Destruction as massive cyclones hit Australia
Two powerful cyclones roared ashore in Australia Friday leaving a trail of destruction with buildings severely damaged, trees uprooted and power lines downed, cutting electricity to thousands of people.
Tropical Cyclone Marcia, a category five tempest, slammed into the Queensland coast just after 2200 GMT Thursday with its landfall coming just hours after a second big storm — Cyclone Lam — hit further north.
The category four Lam caused extensive damage to remote Aboriginal communities near Elcho Island, some 500 kilometres (310 miles) east of Northern Territory capital Darwin, including Milingimbi, Ramingining, and Gapuwiyak.
"Initial indications are that there has been substantial damage, initial reports are the airstrip is still intact but covered with debris," regional police commander Bruce Porter said of the Elcho Island community, which was without power and water.
"There are downed power lines.
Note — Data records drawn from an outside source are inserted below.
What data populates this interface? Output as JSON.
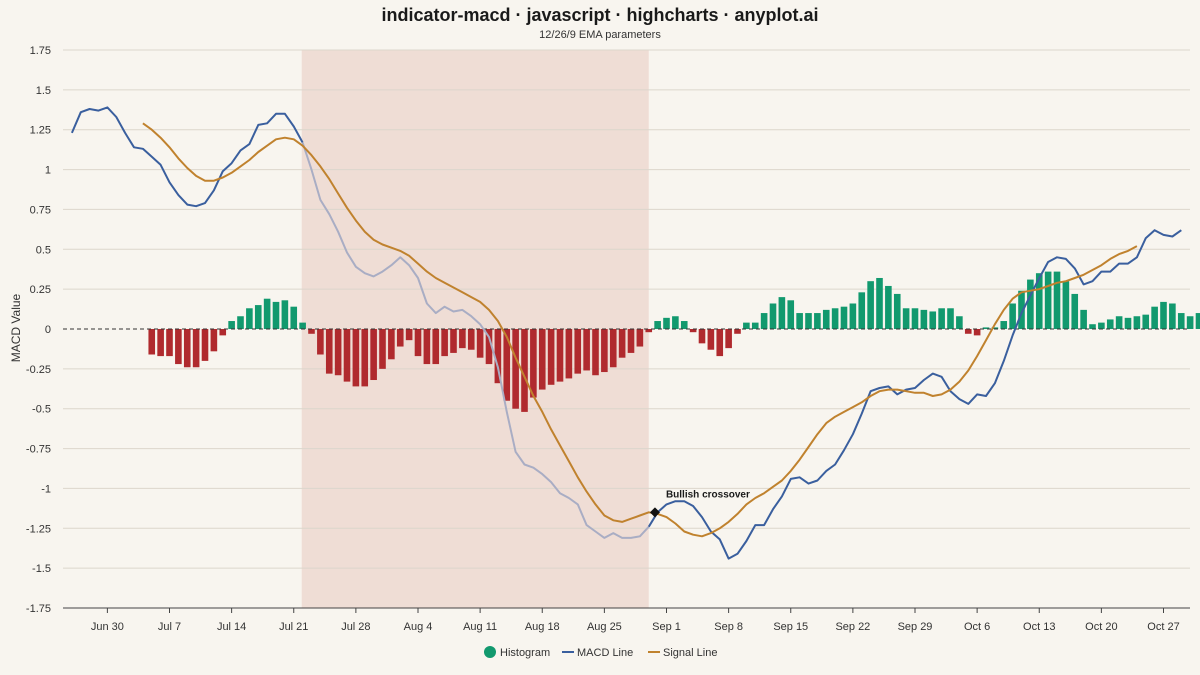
{
  "chart_data": {
    "type": "line",
    "title": "indicator-macd · javascript · highcharts · anyplot.ai",
    "subtitle": "12/26/9 EMA parameters",
    "ylabel": "MACD Value",
    "xlabel": "",
    "ylim": [
      -1.75,
      1.75
    ],
    "yticks": [
      "1.75",
      "1.5",
      "1.25",
      "1",
      "0.75",
      "0.5",
      "0.25",
      "0",
      "-0.25",
      "-0.5",
      "-0.75",
      "-1",
      "-1.25",
      "-1.5",
      "-1.75"
    ],
    "ytick_values": [
      1.75,
      1.5,
      1.25,
      1,
      0.75,
      0.5,
      0.25,
      0,
      -0.25,
      -0.5,
      -0.75,
      -1,
      -1.25,
      -1.5,
      -1.75
    ],
    "x_start": "Jun 25",
    "xticks": [
      {
        "label": "Jun 30",
        "day": 5
      },
      {
        "label": "Jul 7",
        "day": 12
      },
      {
        "label": "Jul 14",
        "day": 19
      },
      {
        "label": "Jul 21",
        "day": 26
      },
      {
        "label": "Jul 28",
        "day": 33
      },
      {
        "label": "Aug 4",
        "day": 40
      },
      {
        "label": "Aug 11",
        "day": 47
      },
      {
        "label": "Aug 18",
        "day": 54
      },
      {
        "label": "Aug 25",
        "day": 61
      },
      {
        "label": "Sep 1",
        "day": 68
      },
      {
        "label": "Sep 8",
        "day": 75
      },
      {
        "label": "Sep 15",
        "day": 82
      },
      {
        "label": "Sep 22",
        "day": 89
      },
      {
        "label": "Sep 29",
        "day": 96
      },
      {
        "label": "Oct 6",
        "day": 103
      },
      {
        "label": "Oct 13",
        "day": 110
      },
      {
        "label": "Oct 20",
        "day": 117
      },
      {
        "label": "Oct 27",
        "day": 124
      }
    ],
    "shaded_band": {
      "from_day": 26.9,
      "to_day": 66
    },
    "series": [
      {
        "name": "MACD Line",
        "color": "#3a5f9e",
        "start_day": 1,
        "values": [
          1.23,
          1.36,
          1.38,
          1.37,
          1.39,
          1.33,
          1.23,
          1.14,
          1.13,
          1.08,
          1.03,
          0.92,
          0.84,
          0.78,
          0.77,
          0.79,
          0.87,
          0.99,
          1.04,
          1.12,
          1.16,
          1.28,
          1.29,
          1.35,
          1.35,
          1.27,
          1.17,
          1.0,
          0.81,
          0.72,
          0.61,
          0.48,
          0.39,
          0.35,
          0.33,
          0.36,
          0.4,
          0.45,
          0.4,
          0.32,
          0.16,
          0.1,
          0.14,
          0.11,
          0.12,
          0.08,
          0.03,
          -0.05,
          -0.24,
          -0.52,
          -0.77,
          -0.85,
          -0.87,
          -0.91,
          -0.96,
          -1.03,
          -1.06,
          -1.1,
          -1.23,
          -1.27,
          -1.31,
          -1.28,
          -1.31,
          -1.31,
          -1.3,
          -1.24,
          -1.15,
          -1.1,
          -1.08,
          -1.08,
          -1.11,
          -1.18,
          -1.27,
          -1.32,
          -1.44,
          -1.41,
          -1.33,
          -1.23,
          -1.23,
          -1.13,
          -1.05,
          -0.94,
          -0.93,
          -0.97,
          -0.95,
          -0.89,
          -0.85,
          -0.76,
          -0.66,
          -0.53,
          -0.39,
          -0.37,
          -0.36,
          -0.41,
          -0.38,
          -0.37,
          -0.32,
          -0.28,
          -0.3,
          -0.39,
          -0.44,
          -0.47,
          -0.41,
          -0.42,
          -0.34,
          -0.2,
          -0.04,
          0.1,
          0.21,
          0.32,
          0.42,
          0.45,
          0.44,
          0.38,
          0.28,
          0.3,
          0.36,
          0.36,
          0.41,
          0.41,
          0.45,
          0.57,
          0.62,
          0.59,
          0.58,
          0.62
        ]
      },
      {
        "name": "Signal Line",
        "color": "#c0822e",
        "start_day": 9,
        "values": [
          1.29,
          1.25,
          1.2,
          1.14,
          1.07,
          1.01,
          0.96,
          0.93,
          0.93,
          0.95,
          0.98,
          1.02,
          1.06,
          1.11,
          1.15,
          1.19,
          1.2,
          1.19,
          1.15,
          1.09,
          1.02,
          0.94,
          0.85,
          0.76,
          0.68,
          0.61,
          0.56,
          0.53,
          0.51,
          0.49,
          0.46,
          0.41,
          0.36,
          0.32,
          0.29,
          0.26,
          0.23,
          0.2,
          0.17,
          0.12,
          0.05,
          -0.05,
          -0.18,
          -0.3,
          -0.42,
          -0.52,
          -0.63,
          -0.73,
          -0.83,
          -0.93,
          -1.02,
          -1.1,
          -1.17,
          -1.2,
          -1.21,
          -1.19,
          -1.17,
          -1.15,
          -1.16,
          -1.18,
          -1.22,
          -1.27,
          -1.29,
          -1.3,
          -1.28,
          -1.25,
          -1.21,
          -1.16,
          -1.1,
          -1.06,
          -1.03,
          -0.99,
          -0.95,
          -0.89,
          -0.82,
          -0.74,
          -0.66,
          -0.59,
          -0.55,
          -0.52,
          -0.49,
          -0.46,
          -0.42,
          -0.39,
          -0.38,
          -0.38,
          -0.39,
          -0.4,
          -0.4,
          -0.42,
          -0.41,
          -0.38,
          -0.33,
          -0.26,
          -0.17,
          -0.07,
          0.03,
          0.12,
          0.19,
          0.23,
          0.24,
          0.25,
          0.27,
          0.29,
          0.3,
          0.32,
          0.34,
          0.37,
          0.4,
          0.44,
          0.47,
          0.49,
          0.52
        ]
      },
      {
        "name": "Histogram",
        "type": "column",
        "positive_color": "#12996e",
        "negative_color": "#b02a2e",
        "start_day": 10,
        "values": [
          -0.16,
          -0.17,
          -0.17,
          -0.22,
          -0.24,
          -0.24,
          -0.2,
          -0.14,
          -0.04,
          0.05,
          0.08,
          0.13,
          0.15,
          0.19,
          0.17,
          0.18,
          0.14,
          0.04,
          -0.03,
          -0.16,
          -0.28,
          -0.29,
          -0.33,
          -0.36,
          -0.36,
          -0.32,
          -0.25,
          -0.19,
          -0.11,
          -0.07,
          -0.17,
          -0.22,
          -0.22,
          -0.17,
          -0.15,
          -0.12,
          -0.13,
          -0.18,
          -0.22,
          -0.34,
          -0.45,
          -0.5,
          -0.52,
          -0.43,
          -0.38,
          -0.35,
          -0.33,
          -0.31,
          -0.28,
          -0.26,
          -0.29,
          -0.27,
          -0.24,
          -0.18,
          -0.15,
          -0.11,
          -0.02,
          0.05,
          0.07,
          0.08,
          0.05,
          -0.02,
          -0.09,
          -0.13,
          -0.17,
          -0.12,
          -0.03,
          0.04,
          0.04,
          0.1,
          0.16,
          0.2,
          0.18,
          0.1,
          0.1,
          0.1,
          0.12,
          0.13,
          0.14,
          0.16,
          0.23,
          0.3,
          0.32,
          0.27,
          0.22,
          0.13,
          0.13,
          0.12,
          0.11,
          0.13,
          0.13,
          0.08,
          -0.03,
          -0.04,
          0.01,
          0.01,
          0.05,
          0.16,
          0.24,
          0.31,
          0.35,
          0.36,
          0.36,
          0.3,
          0.22,
          0.12,
          0.03,
          0.04,
          0.06,
          0.08,
          0.07,
          0.08,
          0.09,
          0.14,
          0.17,
          0.16,
          0.1,
          0.08,
          0.1
        ]
      }
    ],
    "annotation": {
      "text": "Bullish crossover",
      "day": 66.7,
      "value": -1.15
    },
    "legend": {
      "placement": "bottom-center",
      "items": [
        "Histogram",
        "MACD Line",
        "Signal Line"
      ]
    },
    "grid": true,
    "colors": {
      "band": "#efddd5",
      "zero_line": "#333333",
      "grid": "#dcd6cc",
      "axis": "#444444"
    }
  }
}
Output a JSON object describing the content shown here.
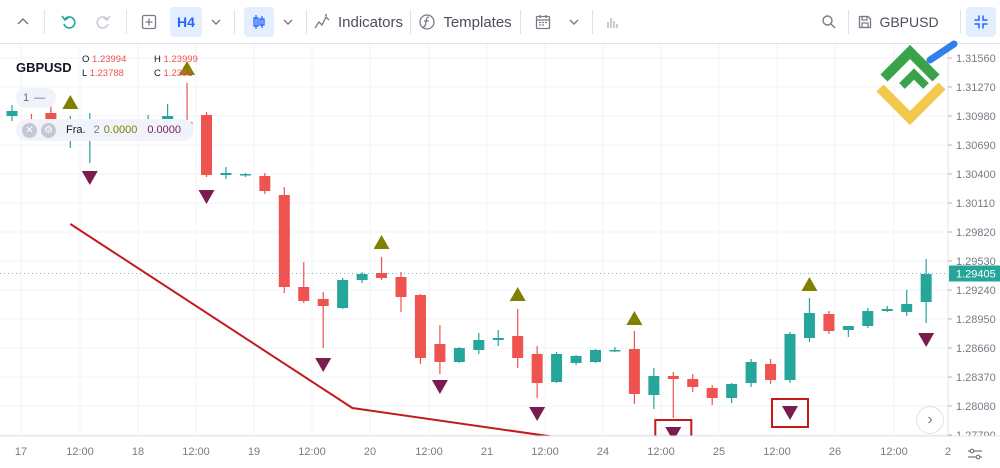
{
  "toolbar": {
    "timeframe": "H4",
    "indicators_label": "Indicators",
    "templates_label": "Templates",
    "symbol": "GBPUSD"
  },
  "legend": {
    "symbol": "GBPUSD",
    "open_key": "O",
    "open": "1.23994",
    "high_key": "H",
    "high": "1.23999",
    "low_key": "L",
    "low": "1.23788",
    "close_key": "C",
    "close": "1.2381",
    "interval": "1",
    "indicator_name": "Fra.",
    "indicator_param": "2",
    "indicator_value1": "0.0000",
    "indicator_value2": "0.0000"
  },
  "colors": {
    "up": "#26a69a",
    "down": "#ef5350",
    "fractal_up": "#808000",
    "fractal_down": "#7b1c4e",
    "trendline": "#c41a1a",
    "price_badge": "#26a69a"
  },
  "chart_data": {
    "type": "candlestick",
    "symbol": "GBPUSD",
    "timeframe": "H4",
    "price_ticks": [
      "1.31560",
      "1.31270",
      "1.30980",
      "1.30690",
      "1.30400",
      "1.30110",
      "1.29820",
      "1.29530",
      "1.29240",
      "1.28950",
      "1.28660",
      "1.28370",
      "1.28080",
      "1.27790"
    ],
    "current_price": "1.29405",
    "time_ticks": [
      "17",
      "12:00",
      "18",
      "12:00",
      "19",
      "12:00",
      "20",
      "12:00",
      "21",
      "12:00",
      "24",
      "12:00",
      "25",
      "12:00",
      "26",
      "12:00",
      "2"
    ],
    "ylim": [
      1.2775,
      1.3166
    ],
    "candles": [
      {
        "o": 1.3098,
        "h": 1.3109,
        "l": 1.3093,
        "c": 1.3103
      },
      {
        "o": 1.3095,
        "h": 1.31,
        "l": 1.309,
        "c": 1.3093
      },
      {
        "o": 1.3101,
        "h": 1.3109,
        "l": 1.3075,
        "c": 1.3086
      },
      {
        "o": 1.3074,
        "h": 1.3098,
        "l": 1.3066,
        "c": 1.3081
      },
      {
        "o": 1.3082,
        "h": 1.3101,
        "l": 1.3051,
        "c": 1.3087
      },
      {
        "o": 1.3078,
        "h": 1.309,
        "l": 1.3076,
        "c": 1.3084
      },
      {
        "o": 1.3083,
        "h": 1.3094,
        "l": 1.3079,
        "c": 1.3086
      },
      {
        "o": 1.308,
        "h": 1.3099,
        "l": 1.3075,
        "c": 1.3093
      },
      {
        "o": 1.3087,
        "h": 1.311,
        "l": 1.3078,
        "c": 1.3098
      },
      {
        "o": 1.3092,
        "h": 1.3131,
        "l": 1.3079,
        "c": 1.3085
      },
      {
        "o": 1.3099,
        "h": 1.3102,
        "l": 1.3037,
        "c": 1.3039
      },
      {
        "o": 1.3039,
        "h": 1.3047,
        "l": 1.3035,
        "c": 1.3041
      },
      {
        "o": 1.3039,
        "h": 1.3041,
        "l": 1.3037,
        "c": 1.304
      },
      {
        "o": 1.3038,
        "h": 1.3041,
        "l": 1.302,
        "c": 1.3023
      },
      {
        "o": 1.3019,
        "h": 1.3027,
        "l": 1.2921,
        "c": 1.2927
      },
      {
        "o": 1.2927,
        "h": 1.2952,
        "l": 1.2911,
        "c": 1.2913
      },
      {
        "o": 1.2915,
        "h": 1.2922,
        "l": 1.2866,
        "c": 1.2908
      },
      {
        "o": 1.2906,
        "h": 1.2936,
        "l": 1.2905,
        "c": 1.2934
      },
      {
        "o": 1.2934,
        "h": 1.2942,
        "l": 1.2931,
        "c": 1.294
      },
      {
        "o": 1.2941,
        "h": 1.2957,
        "l": 1.2934,
        "c": 1.2936
      },
      {
        "o": 1.2937,
        "h": 1.2942,
        "l": 1.2902,
        "c": 1.2917
      },
      {
        "o": 1.2919,
        "h": 1.292,
        "l": 1.285,
        "c": 1.2856
      },
      {
        "o": 1.287,
        "h": 1.2889,
        "l": 1.284,
        "c": 1.2852
      },
      {
        "o": 1.2852,
        "h": 1.2867,
        "l": 1.2851,
        "c": 1.2866
      },
      {
        "o": 1.2864,
        "h": 1.2881,
        "l": 1.286,
        "c": 1.2874
      },
      {
        "o": 1.2874,
        "h": 1.2884,
        "l": 1.2868,
        "c": 1.2876
      },
      {
        "o": 1.2878,
        "h": 1.2905,
        "l": 1.2846,
        "c": 1.2856
      },
      {
        "o": 1.286,
        "h": 1.2868,
        "l": 1.2816,
        "c": 1.2831
      },
      {
        "o": 1.2832,
        "h": 1.2862,
        "l": 1.2831,
        "c": 1.286
      },
      {
        "o": 1.2851,
        "h": 1.2859,
        "l": 1.2849,
        "c": 1.2858
      },
      {
        "o": 1.2852,
        "h": 1.2865,
        "l": 1.2851,
        "c": 1.2864
      },
      {
        "o": 1.2864,
        "h": 1.2867,
        "l": 1.2862,
        "c": 1.2864
      },
      {
        "o": 1.2865,
        "h": 1.2883,
        "l": 1.281,
        "c": 1.282
      },
      {
        "o": 1.2819,
        "h": 1.2846,
        "l": 1.2805,
        "c": 1.2838
      },
      {
        "o": 1.2838,
        "h": 1.2842,
        "l": 1.2796,
        "c": 1.2835
      },
      {
        "o": 1.2835,
        "h": 1.284,
        "l": 1.2822,
        "c": 1.2827
      },
      {
        "o": 1.2826,
        "h": 1.2829,
        "l": 1.2809,
        "c": 1.2816
      },
      {
        "o": 1.2816,
        "h": 1.2831,
        "l": 1.2811,
        "c": 1.283
      },
      {
        "o": 1.2831,
        "h": 1.2855,
        "l": 1.2827,
        "c": 1.2852
      },
      {
        "o": 1.285,
        "h": 1.2855,
        "l": 1.283,
        "c": 1.2834
      },
      {
        "o": 1.2834,
        "h": 1.2882,
        "l": 1.2831,
        "c": 1.288
      },
      {
        "o": 1.2876,
        "h": 1.2916,
        "l": 1.2872,
        "c": 1.2901
      },
      {
        "o": 1.29,
        "h": 1.2903,
        "l": 1.288,
        "c": 1.2883
      },
      {
        "o": 1.2884,
        "h": 1.2888,
        "l": 1.2877,
        "c": 1.2888
      },
      {
        "o": 1.2888,
        "h": 1.2906,
        "l": 1.2886,
        "c": 1.2903
      },
      {
        "o": 1.2903,
        "h": 1.2908,
        "l": 1.2902,
        "c": 1.2905
      },
      {
        "o": 1.2902,
        "h": 1.2924,
        "l": 1.2898,
        "c": 1.291
      },
      {
        "o": 1.2912,
        "h": 1.2955,
        "l": 1.2891,
        "c": 1.294
      }
    ],
    "fractals_up": [
      {
        "candle": 3,
        "price": 1.3112
      },
      {
        "candle": 9,
        "price": 1.3146
      },
      {
        "candle": 19,
        "price": 1.2972
      },
      {
        "candle": 26,
        "price": 1.292
      },
      {
        "candle": 32,
        "price": 1.2896
      },
      {
        "candle": 41,
        "price": 1.293
      }
    ],
    "fractals_down": [
      {
        "candle": 4,
        "price": 1.3036
      },
      {
        "candle": 10,
        "price": 1.3017
      },
      {
        "candle": 16,
        "price": 1.2849
      },
      {
        "candle": 22,
        "price": 1.2827
      },
      {
        "candle": 27,
        "price": 1.28
      },
      {
        "candle": 34,
        "price": 1.278
      },
      {
        "candle": 40,
        "price": 1.2801
      },
      {
        "candle": 47,
        "price": 1.2874
      }
    ],
    "highlighted_fractals": [
      34,
      40
    ],
    "trendline": [
      {
        "candle": 3.0,
        "price": 1.299
      },
      {
        "candle": 17.5,
        "price": 1.2806
      },
      {
        "candle": 34.0,
        "price": 1.276
      }
    ]
  }
}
There are a number of trees down and many roads are impassable and we do have a number of buildings and houses that have been severely damaged."
He added that reports suggested structural damage in Milingimbi and Ramingining but Gapuwiyak appeared to have escaped the worst. There were no reports of major injuries.
Further south, howling winds and torrential rain had residents hunkering down to wait out the terrifying conditions whipped up by Marcia with authorities warning of a "calamity".
The storm landed near Shoalwater Bay, north of Yeppoon, a town of 16,000 people some 670 kilometres (415 miles) north of Brisbane. It has since been downgraded to a category four.
Officials earlier forecast Yeppoon to bear the brunt of the storm\’s eye but Queensland Premier Annastacia Palaszczuk said it only "grazed" the town and was now heading for much bigger Rockhampton, home to some 80,000 people.
"We have heard that there has been some trees down and some slight damage to houses," she said of Yeppoon, adding that there was flooding and 30,000 people without power in the area.
"My message to all of Rockhampton residents is please stay indoors. The eye of this storm is headed directly towards you," added the premier, who was only been in the job officially since last Friday.
Rockhampton is an older town with many structures not built to withstand a cyclone, warned Steve Turton of James Cook University, an expert in Queensland cyclone history.
The impact of Marcia was being felt over a wide area with residents as far away as Brisbane sandbagging their homes and clearing yards of objects that could be whipped away by the wind.
More than 60 schools have been closed and businesses shuttered and a series of domestic flights were cancelled, mostly in and out of Gladstone, Rockhampton, Mackay and Bundaberg.
Massive seas, a deluge of rain, and gusts of up to 295 kilometres per hour (182 miles per hour) were being experienced along the central Queensland coast with a storm surge predicted to raise sea levels three metres (10 feet) higher than normal.
"We\’ve got trees all around us and it sounds like jumbo jets flying all around the top of us. All the trees are starting to fall over," said a man identified as Ted, who called the Australian Broadcasting Corporation from his home in Byfield.
Resort operator Sian Appleton said Great Keppel Island off Yeppoon expected serious damage.
"I think we\’ll probably lose three cabins and maybe even some of the bistro area."
Queensland Police Commissioner Ian Stewart said it was a "desperate situation".
"This is going to be a calamity, no doubt about that," he said ahead of Marcia making landfall.
Queensland has been smashed by several major storms and cyclones over the past few years with Cyclone Oswald, also a category five, flooding parts of the state in 2013, racking up insurance claims of some Aus$977 million (US$765 million).